Republicans routinely express support for “civil unions” for homosexuals. However, when marriage is considered just one more type of secular association—as it must be so considered from the perspective of our secular government—then in what, pray tell, could the difference between a marriage and a civil union be said to consist? From talk radio show hosts to Beltway politicians, Republican critics of “gay marriage” are at pains to reassure gays that all of the benefits that they would reap from marriage are just as surely secured to them by way of civil unions. The only difference between these two contracts, such Republicans explain, is the name.
But what’s in a name? If the difference between a civil union and a marriage is only nominal, then there is no real difference at all.
In the very near future, homosexuals will have found themselves a constitutional right to marry other homosexuals. When this happens, the country can thank not just the left-wing activists who fought tirelessly for it.
It can thank Republicans as well.
- Tags: appellate jurisdiction | Congress | Constitution | gay marriage | Republicans | same-sex marriage | Supreme Court | traditional values


Comments (2)
Tony Clifton
if you think that morality "changes over time with culture," you have no idea what morality really is.
Arthur Thomas
Morality certainly changes over time with culture. Anyone that has taken a basic class in sociology can understand this. Acceptance of gays in society has reached its time. Its just a shame that lawful equality takes so long.
Having said that, I don't think marriage should be a state institution at all. All the author is proposing is that the state and the republicans should be better at using the state to banish equality using unlawful state power against them. Well a state that has the power to create inequality can use it in a way you don't like as well Mr. Kerwick. Enjoy the fruits of your own seed and quit complaining about it.
Marriage isn't the right of any state. It a private institution to be perserved by those and deal with it and not as a political tool. It was brought forth in abundance to create inequality and preserve power in people over others. It always falls as society changes and this is just another turn of the wheel of society.
Those with a true spirit of freedom and equality will argue to remove the state from such institutions and not try to make out moded arguments to use the state for purposes of intolerance.
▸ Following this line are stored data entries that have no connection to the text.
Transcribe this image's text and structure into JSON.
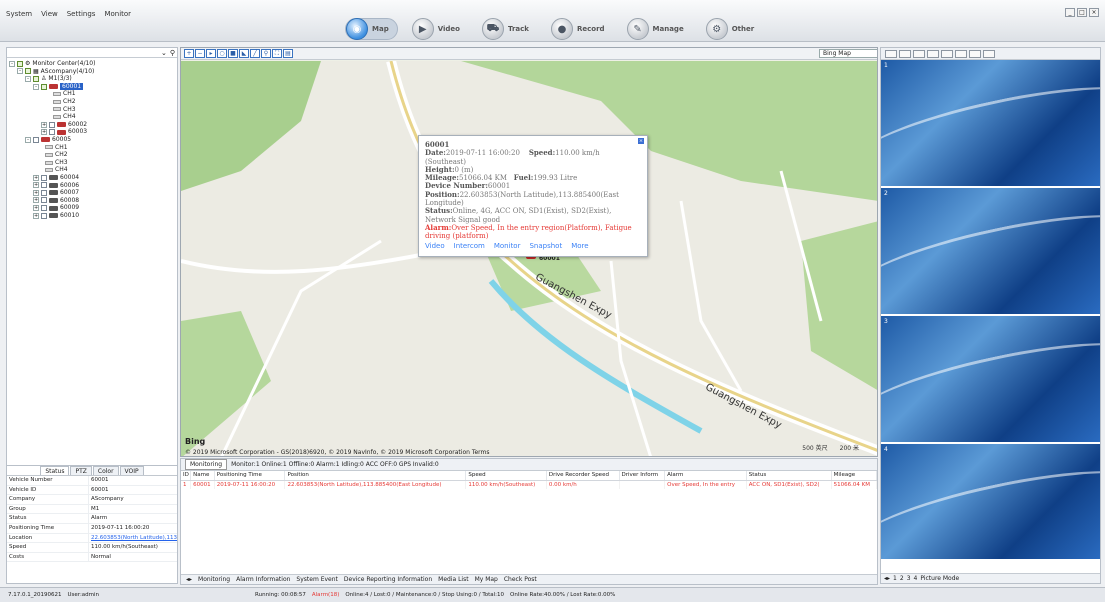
{
  "menu": [
    "System",
    "View",
    "Settings",
    "Monitor"
  ],
  "nav": [
    {
      "label": "Map",
      "icon": "globe-icon",
      "active": true
    },
    {
      "label": "Video",
      "icon": "video-icon",
      "active": false
    },
    {
      "label": "Track",
      "icon": "track-icon",
      "active": false
    },
    {
      "label": "Record",
      "icon": "record-icon",
      "active": false
    },
    {
      "label": "Manage",
      "icon": "manage-icon",
      "active": false
    },
    {
      "label": "Other",
      "icon": "other-icon",
      "active": false
    }
  ],
  "tree": {
    "root": "Monitor Center(4/10)",
    "company": "AScompany(4/10)",
    "group": "M1(3/3)",
    "sel_device": "60001",
    "channels": [
      "CH1",
      "CH2",
      "CH3",
      "CH4"
    ],
    "d2": "60002",
    "d3": "60003",
    "d5": "60005",
    "others": [
      "60004",
      "60006",
      "60007",
      "60008",
      "60009",
      "60010"
    ]
  },
  "info": {
    "tabs": [
      "Status",
      "PTZ",
      "Color",
      "VOIP"
    ],
    "rows": [
      {
        "k": "Vehicle Number",
        "v": "60001"
      },
      {
        "k": "Vehicle ID",
        "v": "60001"
      },
      {
        "k": "Company",
        "v": "AScompany"
      },
      {
        "k": "Group",
        "v": "M1"
      },
      {
        "k": "Status",
        "v": "Alarm"
      },
      {
        "k": "Positioning Time",
        "v": "2019-07-11 16:00:20"
      },
      {
        "k": "Location",
        "v": "22.603853(North Latitude),113"
      },
      {
        "k": "Speed",
        "v": "110.00 km/h(Southeast)"
      },
      {
        "k": "Costs",
        "v": "Normal"
      }
    ]
  },
  "map": {
    "source": "Bing Map",
    "vehicle_label": "60001",
    "bing": "Bing",
    "copyright": "© 2019 Microsoft Corporation - GS(2018)6920, © 2019 NavInfo, © 2019 Microsoft Corporation Terms",
    "scale1": "500 英尺",
    "scale2": "200 米",
    "road": "Guangshen Expy",
    "popup": {
      "title": "60001",
      "date": "2019-07-11 16:00:20",
      "speed": "110.00 km/h",
      "dir": "(Southeast)",
      "height": "0 (m)",
      "mileage": "51066.04 KM",
      "fuel": "199.93 Litre",
      "devnum": "60001",
      "position": "22.603853(North Latitude),113.885400(East Longitude)",
      "status": "Online, 4G, ACC ON, SD1(Exist), SD2(Exist), Network Signal good",
      "alarm": "Over Speed, In the entry region(Platform), Fatigue driving (platform)",
      "links": [
        "Video",
        "Intercom",
        "Monitor",
        "Snapshot",
        "More"
      ]
    }
  },
  "bottom": {
    "mode": "Monitoring",
    "counts": "Monitor:1  Online:1  Offline:0  Alarm:1  Idling:0  ACC OFF:0  GPS Invalid:0",
    "headers": [
      "ID",
      "Name",
      "Positioning Time",
      "Position",
      "Speed",
      "Drive Recorder Speed",
      "Driver Inform",
      "Alarm",
      "Status",
      "Mileage"
    ],
    "row": [
      "1",
      "60001",
      "2019-07-11 16:00:20",
      "22.603853(North Latitude),113.885400(East Longitude)",
      "110.00 km/h(Southeast)",
      "0.00 km/h",
      "",
      "Over Speed, In the entry",
      "ACC ON, SD1(Exist), SD2(",
      "51066.04 KM"
    ],
    "tabs": [
      "Monitoring",
      "Alarm Information",
      "System Event",
      "Device Reporting Information",
      "Media List",
      "My Map",
      "Check Post"
    ]
  },
  "right": {
    "views": [
      "1",
      "2",
      "3",
      "4"
    ],
    "tabs": [
      "1",
      "2",
      "3",
      "4",
      "Picture Mode"
    ]
  },
  "status": {
    "version": "7.17.0.1_20190621",
    "user": "User:admin",
    "runtime": "Running: 00:08:57",
    "alarm": "Alarm(18)",
    "count": "Online:4 / Lost:0 / Maintenance:0 / Stop Using:0 / Total:10",
    "rate": "Online Rate:40.00% / Lost Rate:0.00%"
  }
}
I don't like it but all are welcome to be bigots in their private groups that want to misunderstand marriage. Do you spend much time worrying about the fact that you can no longer marry your slaves or the multiple women from your fallen enemies? These are promised as marriage in the bible. Do you lament the days that women were mere property or passed around to link together property in families? Marriage for love is itself a recent phenomenon in history. But, I notice that is one thing your article really lacks. It is devoid of recognition of the changing meaning of marriage through history and completely lacks recognition for what marriage represents to many in the US today. An expression of love and devotion. That is a truely wholesome and moral tradition that all should aspire to. But you would deny that. You would push the untraditional and lack of love. Who is protecting what exactly? Bigotry is greater than love? Sorry, but the majority got this one right. Who wants to protect something that hates love.
if tradition is hate then I am certainly no traditionalist nor will I ever support a party that expected to rise to the lowly standards of protecting hatred and ignorance just for the sake of history.